With the revision, investors sliced $1.3bn (about 25%) in market value from the combined company. For perspective, that’s nearly twice the amount that Equinix paid for its rival. And it’s not as if the Internet infrastructure industry is anti-acquisition. Digital Realty Trust closed two major deals this year worth a combined $1.1bn. Meanwhile, its shares have climbed 20% since the year began, compared to the Nasdaq’s 8% return.

With its hands full on its consolidation play and the market having punished its stock, Equinix won’t be announcing another acquisition anytime soon. In fact, we wonder if Equinix might not be a seller before it once again returns as a buyer. We wouldn’t be surprised to see the company divest legacy Switch and Data assets that are outside its core footprint.

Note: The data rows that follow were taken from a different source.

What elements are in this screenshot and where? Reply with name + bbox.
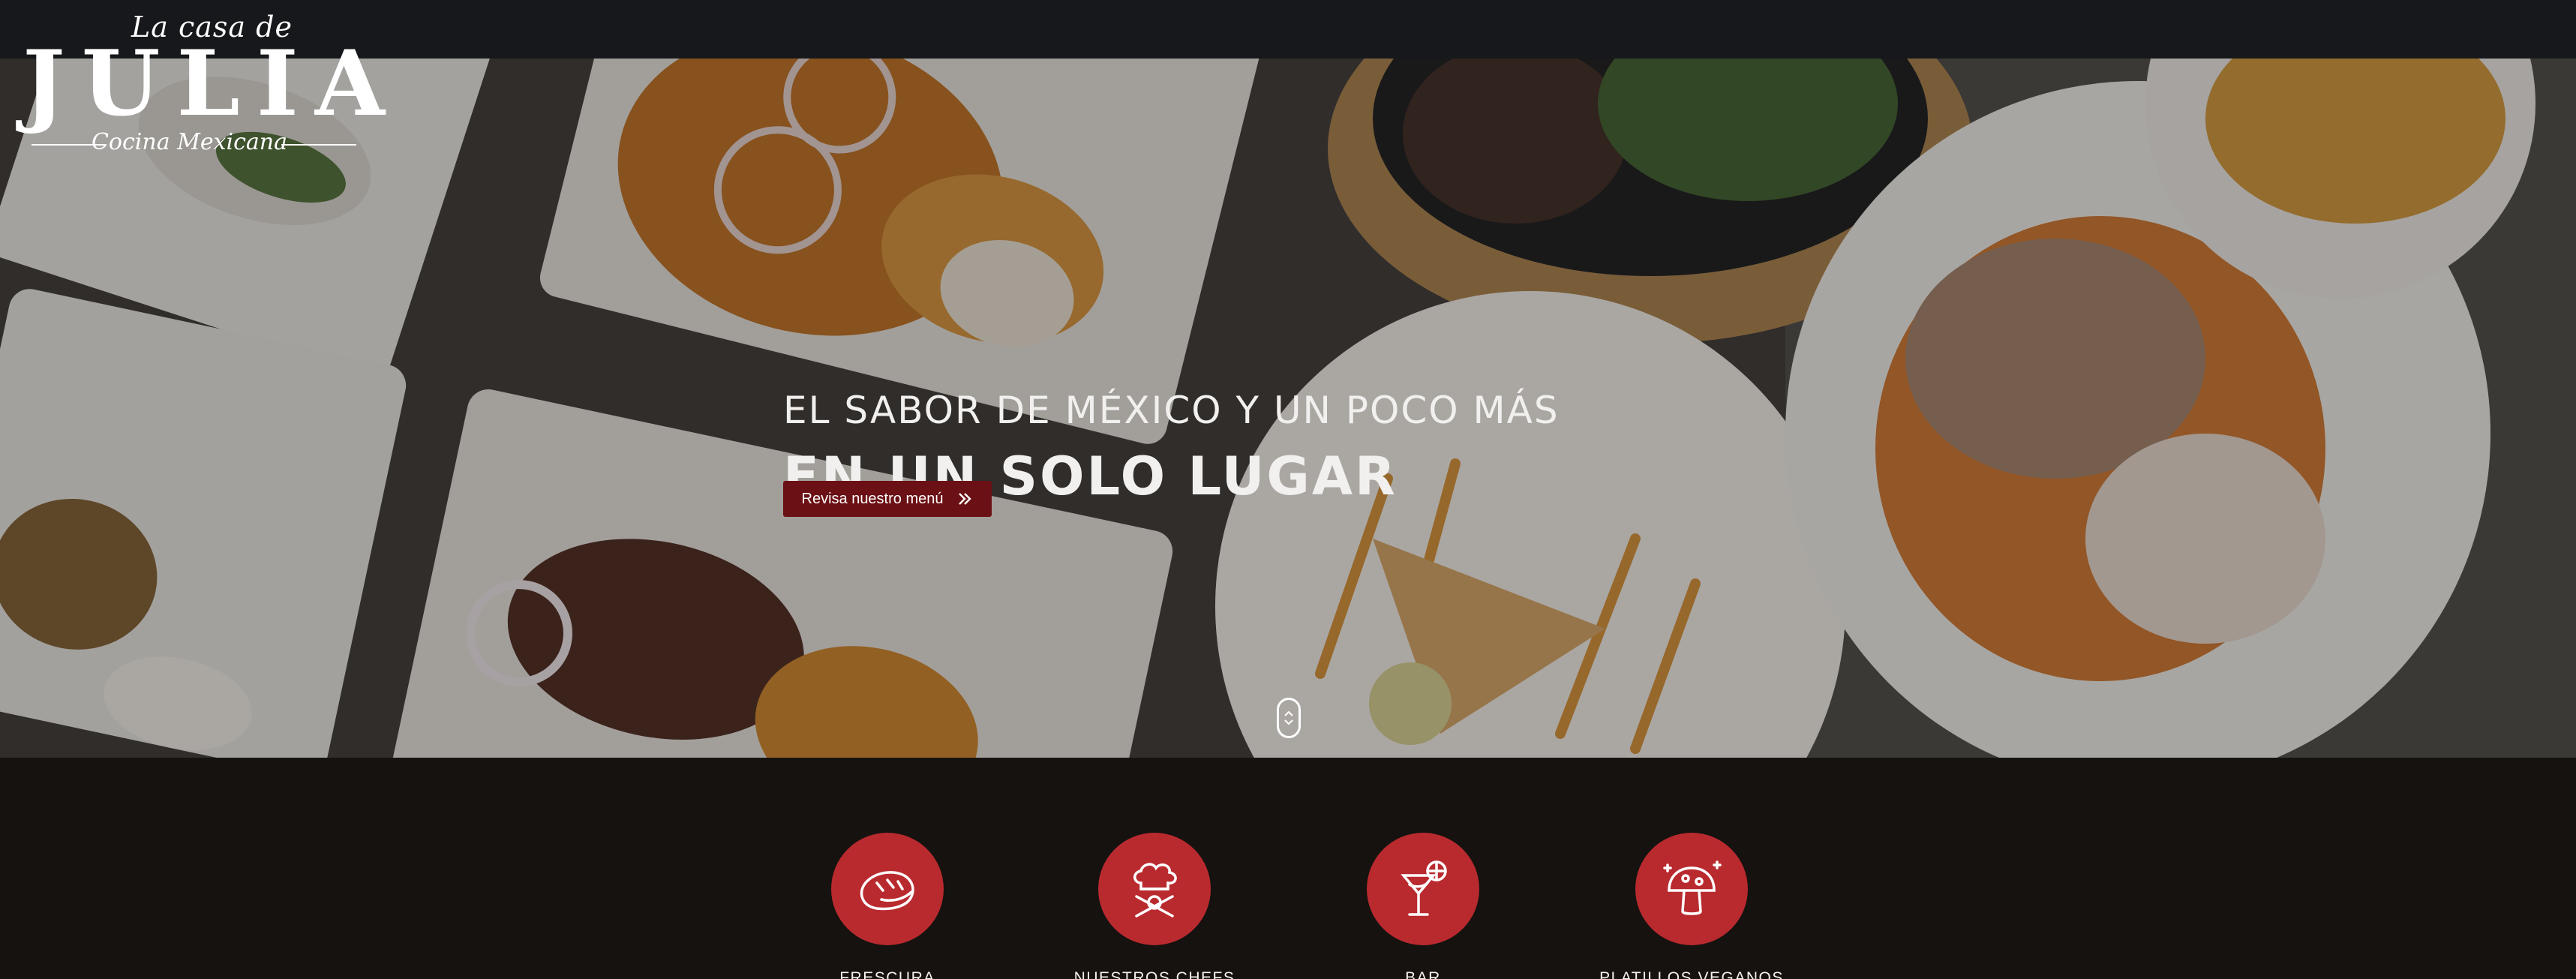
feature-label: PLATILLOS VEGANOS: [1599, 969, 1784, 979]
chef-hat-icon: [1133, 863, 1177, 917]
feature-frescura[interactable]: FRESCURA: [752, 833, 1022, 979]
feature-icon-circle: [1635, 833, 1748, 945]
hero-title-line1: EL SABOR DE MÉXICO Y UN POCO MÁS: [783, 389, 1560, 432]
brand-name: JULIA: [23, 31, 402, 137]
feature-bar[interactable]: BAR: [1288, 833, 1558, 979]
double-chevron-right-icon: [959, 493, 972, 505]
view-menu-label: Revisa nuestro menú: [801, 490, 944, 507]
mushroom-icon: [1663, 860, 1722, 915]
feature-icon-circle: [1098, 833, 1211, 945]
brand-tagline: Cocina Mexicana: [91, 129, 288, 155]
cocktail-icon: [1401, 860, 1447, 916]
feature-platillos-veganos[interactable]: PLATILLOS VEGANOS: [1557, 833, 1827, 979]
feature-icon-circle: [1367, 833, 1479, 945]
feature-icon-circle: [831, 833, 944, 945]
scroll-mouse-icon[interactable]: [1277, 698, 1301, 738]
chevron-up-icon: [1284, 710, 1293, 716]
feature-label: NUESTROS CHEFS: [1073, 969, 1235, 979]
view-menu-button[interactable]: Revisa nuestro menú: [783, 481, 992, 517]
feature-label: FRESCURA: [839, 969, 935, 979]
feature-nuestros-chefs[interactable]: NUESTROS CHEFS: [1019, 833, 1290, 979]
chevron-down-icon: [1284, 719, 1293, 725]
bread-icon: [860, 871, 914, 911]
features-section: FRESCURA NUESTROS CHEFS BAR PLATILLOS VE…: [0, 758, 2576, 979]
brand-logo[interactable]: La casa de JULIA Cocina Mexicana: [23, 6, 385, 156]
hero-banner: EL SABOR DE MÉXICO Y UN POCO MÁS EN UN S…: [0, 59, 2576, 758]
feature-label: BAR: [1405, 969, 1441, 979]
logo-divider-right: [281, 144, 356, 146]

The thin air around Isilon

Contact: Brenon Daly

Regardless of the fact that Isilon Systems hasn’t traded on anything remotely connected to its underlying financial performance for a long time, the NAS vendor nonetheless reported third-quarter results earlier today. As these things go, it was a strong report: sales up 77% and a solid profit, reversing a year-ago loss.

The results pushed shares up about a buck to $28 each in mid-Thursday trading. That continues a run that has seen the stock nearly quadrupled so far this year, giving the storage company a mind-blowing valuation of nearly $1.8bn. The third-quarter report notwithstanding, much of that run has been spurred by acquisition speculation, with EMC reportedly in exclusive talks to acquire Isilon.

To understand how detached Isilon’s valuation is from reality, consider this: For every dollar of earnings that Isilon is projected to bring in this year, investors are valuing that at $100. That’s right, a single greenback is worth almost 100 times that amount to Isilon’s market cap. Through the first three quarters of the year, Isilon posted GAAP net income of $7m. Even assuming that the company has a blowout fourth quarter, full-year 2010 earnings are still likely to come in below $20m. Meanwhile, its equity value continues to creep toward $2bn.

Even on a more conventional measure, Isilon’s valuation ratio is still highly inflated: For every dollar in sales the company brings in, investors are valuing that at $10. At an equity value of $1.8bn, Isilon is currently trading at 10 times current-year revenue, and almost eight times next year’s revenue. Keep in mind, too, that those valuations don’t take into account any acquisition premium that would undoubtedly figure into the deal. Every dollar that a bid comes in above Isilon’s current market price adds more than $75m to the company’s price tag. That’s assuming, of course, that a bid comes.